063 – 14º Dia, Ataúro como Local de Degredo

Choveu torrencialmente durante a noite. Às 4 da manhã alguém deixou cair algo de lata e automaticamente os galos começaram todos a cantar. Mas é um grande cantorio. E os galos lá ao longe respondem aos desta ponta. Há aqui uma rivalidade de cantorio entre eles, apercebo-me.
Eu dormi com a rede anti-mosquitos posta. Tive uma noite descansada. O gerador incomodou-me um bocado, trabalha toda a noite, só pára entre o meio dia e as seis da tarde. Se desligarem o gerador, não há luz durante a noite. E durante aquele intervalo de horas, de dia, não há eletricidade.
Cumpri o meu ritual habitual de protetor solar e repelente de insetos, e fui tomar o pequeno almoço, marcado para as 7.30h. Tarde, para meu gosto. E às 7.55h ainda não tinha chegado ninguém. Esta malta não liga a horários. O Natalino terá saído às 7, de bicicleta, para ir comprar os bilhetes do barco, de regresso a Díli. Partimos ao meio-dia.

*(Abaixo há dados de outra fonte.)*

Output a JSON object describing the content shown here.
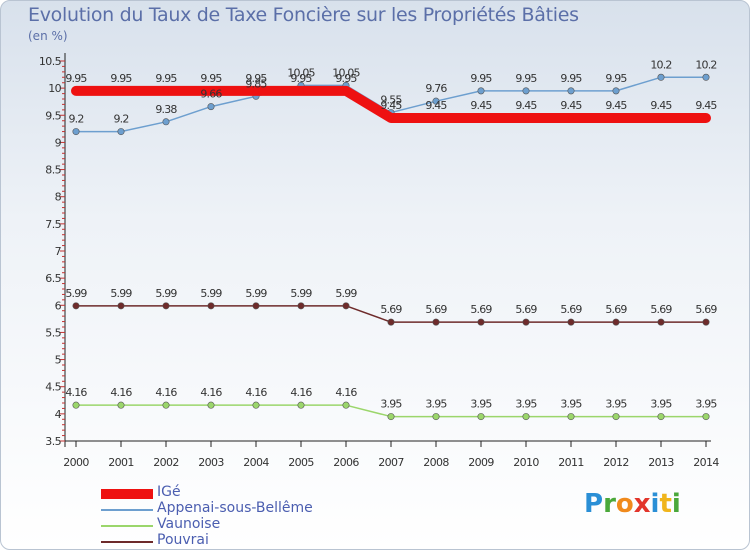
{
  "title": "Evolution du Taux de Taxe Foncière sur les Propriétés Bâties",
  "unit": "(en %)",
  "logo": {
    "text": "Proxiti",
    "letters": [
      "P",
      "r",
      "o",
      "x",
      "i",
      "t",
      "i"
    ],
    "colors": [
      "#2a8fd6",
      "#4aa83a",
      "#f08a1c",
      "#e2352b",
      "#2a8fd6",
      "#f0b51c",
      "#4aa83a"
    ]
  },
  "chart_data": {
    "type": "line",
    "x": [
      "2000",
      "2001",
      "2002",
      "2003",
      "2004",
      "2005",
      "2006",
      "2007",
      "2008",
      "2009",
      "2010",
      "2011",
      "2012",
      "2013",
      "2014"
    ],
    "ylim": [
      3.5,
      10.5
    ],
    "yticks": [
      "3.5",
      "4",
      "4.5",
      "5",
      "5.5",
      "6",
      "6.5",
      "7",
      "7.5",
      "8",
      "8.5",
      "9",
      "9.5",
      "10",
      "10.5"
    ],
    "grid": false,
    "legend_position": "bottom-left",
    "series": [
      {
        "name": "IGé",
        "color": "#ee1111",
        "values": [
          9.95,
          9.95,
          9.95,
          9.95,
          9.95,
          9.95,
          9.95,
          9.45,
          9.45,
          9.45,
          9.45,
          9.45,
          9.45,
          9.45,
          9.45
        ],
        "labels": [
          "9.95",
          "9.95",
          "9.95",
          "9.95",
          "9.95",
          "9.95",
          "9.95",
          "9.45",
          "9.45",
          "9.45",
          "9.45",
          "9.45",
          "9.45",
          "9.45",
          "9.45"
        ]
      },
      {
        "name": "Appenai-sous-Bellême",
        "color": "#6d9fcf",
        "values": [
          9.2,
          9.2,
          9.38,
          9.66,
          9.85,
          10.05,
          10.05,
          9.55,
          9.76,
          9.95,
          9.95,
          9.95,
          9.95,
          10.2,
          10.2
        ],
        "labels": [
          "9.2",
          "9.2",
          "9.38",
          "9.66",
          "9.85",
          "10.05",
          "10.05",
          "9.55",
          "9.76",
          "9.95",
          "9.95",
          "9.95",
          "9.95",
          "10.2",
          "10.2"
        ]
      },
      {
        "name": "Vaunoise",
        "color": "#9bd66b",
        "values": [
          4.16,
          4.16,
          4.16,
          4.16,
          4.16,
          4.16,
          4.16,
          3.95,
          3.95,
          3.95,
          3.95,
          3.95,
          3.95,
          3.95,
          3.95
        ],
        "labels": [
          "4.16",
          "4.16",
          "4.16",
          "4.16",
          "4.16",
          "4.16",
          "4.16",
          "3.95",
          "3.95",
          "3.95",
          "3.95",
          "3.95",
          "3.95",
          "3.95",
          "3.95"
        ]
      },
      {
        "name": "Pouvrai",
        "color": "#6e2b2b",
        "values": [
          5.99,
          5.99,
          5.99,
          5.99,
          5.99,
          5.99,
          5.99,
          5.69,
          5.69,
          5.69,
          5.69,
          5.69,
          5.69,
          5.69,
          5.69
        ],
        "labels": [
          "5.99",
          "5.99",
          "5.99",
          "5.99",
          "5.99",
          "5.99",
          "5.99",
          "5.69",
          "5.69",
          "5.69",
          "5.69",
          "5.69",
          "5.69",
          "5.69",
          "5.69"
        ]
      }
    ]
  }
}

O meu quarto é a casinha do meio, do lado direito.

Este nem se digna a abrir os olhos, comigo ali ao pé a tirar-lhe uma fotografia. Está bem tratadinho e é seguro de si. Não sente medo nem comigo a rondá-lo. É um dos cães da guesthouse. Dá gosto ver cães assim, livres, gordos e seguros de si, a ignorarem-me redondamente.

Matabicho à vista!!! (Entenda-se: “pequeno-almoço”! Não é nenhum bicho, é mesmo o pequeno almoço que finalmente está a ser tratado).

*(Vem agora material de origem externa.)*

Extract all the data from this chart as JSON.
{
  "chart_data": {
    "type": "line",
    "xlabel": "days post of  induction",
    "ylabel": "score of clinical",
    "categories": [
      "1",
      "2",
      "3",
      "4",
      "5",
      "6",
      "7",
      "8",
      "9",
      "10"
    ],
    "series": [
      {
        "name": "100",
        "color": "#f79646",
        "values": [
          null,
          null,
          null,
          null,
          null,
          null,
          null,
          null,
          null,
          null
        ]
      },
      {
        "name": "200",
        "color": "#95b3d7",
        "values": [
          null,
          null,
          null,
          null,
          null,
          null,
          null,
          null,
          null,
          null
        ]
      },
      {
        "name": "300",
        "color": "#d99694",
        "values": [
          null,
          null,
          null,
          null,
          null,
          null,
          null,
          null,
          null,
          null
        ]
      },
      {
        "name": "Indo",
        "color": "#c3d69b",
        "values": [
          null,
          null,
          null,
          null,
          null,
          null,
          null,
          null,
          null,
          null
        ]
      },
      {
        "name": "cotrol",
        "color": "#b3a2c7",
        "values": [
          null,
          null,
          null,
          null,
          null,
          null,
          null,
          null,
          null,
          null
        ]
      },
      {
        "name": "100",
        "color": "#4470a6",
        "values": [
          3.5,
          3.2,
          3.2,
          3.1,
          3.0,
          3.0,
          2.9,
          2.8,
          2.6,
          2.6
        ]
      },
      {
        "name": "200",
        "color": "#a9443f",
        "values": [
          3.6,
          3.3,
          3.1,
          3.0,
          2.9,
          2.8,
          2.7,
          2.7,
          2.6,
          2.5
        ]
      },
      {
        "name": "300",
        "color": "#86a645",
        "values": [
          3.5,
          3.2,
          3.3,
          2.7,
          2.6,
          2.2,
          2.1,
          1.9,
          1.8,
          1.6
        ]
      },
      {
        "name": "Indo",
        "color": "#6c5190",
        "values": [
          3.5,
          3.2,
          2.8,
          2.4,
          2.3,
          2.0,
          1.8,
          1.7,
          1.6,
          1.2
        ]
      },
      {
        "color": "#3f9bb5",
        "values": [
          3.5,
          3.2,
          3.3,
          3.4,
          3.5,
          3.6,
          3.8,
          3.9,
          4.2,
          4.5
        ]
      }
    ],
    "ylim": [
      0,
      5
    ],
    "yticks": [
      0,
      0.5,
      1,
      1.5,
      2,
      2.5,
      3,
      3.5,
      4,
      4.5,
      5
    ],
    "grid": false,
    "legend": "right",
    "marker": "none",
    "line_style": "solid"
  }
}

Manteiga é que não há em Timor. Ainda só comi manteiga verdadeira no hotel em Los Palos. Pãozinho quente com manteiga derretida… Ai ai. Aqui pedi manteiga e trouxeram-me esta margarina culinária. Pronto, a embalagem diz em português, inglês e francês “Margarina para Propósitos Múltiplos” – Product of Indonesia.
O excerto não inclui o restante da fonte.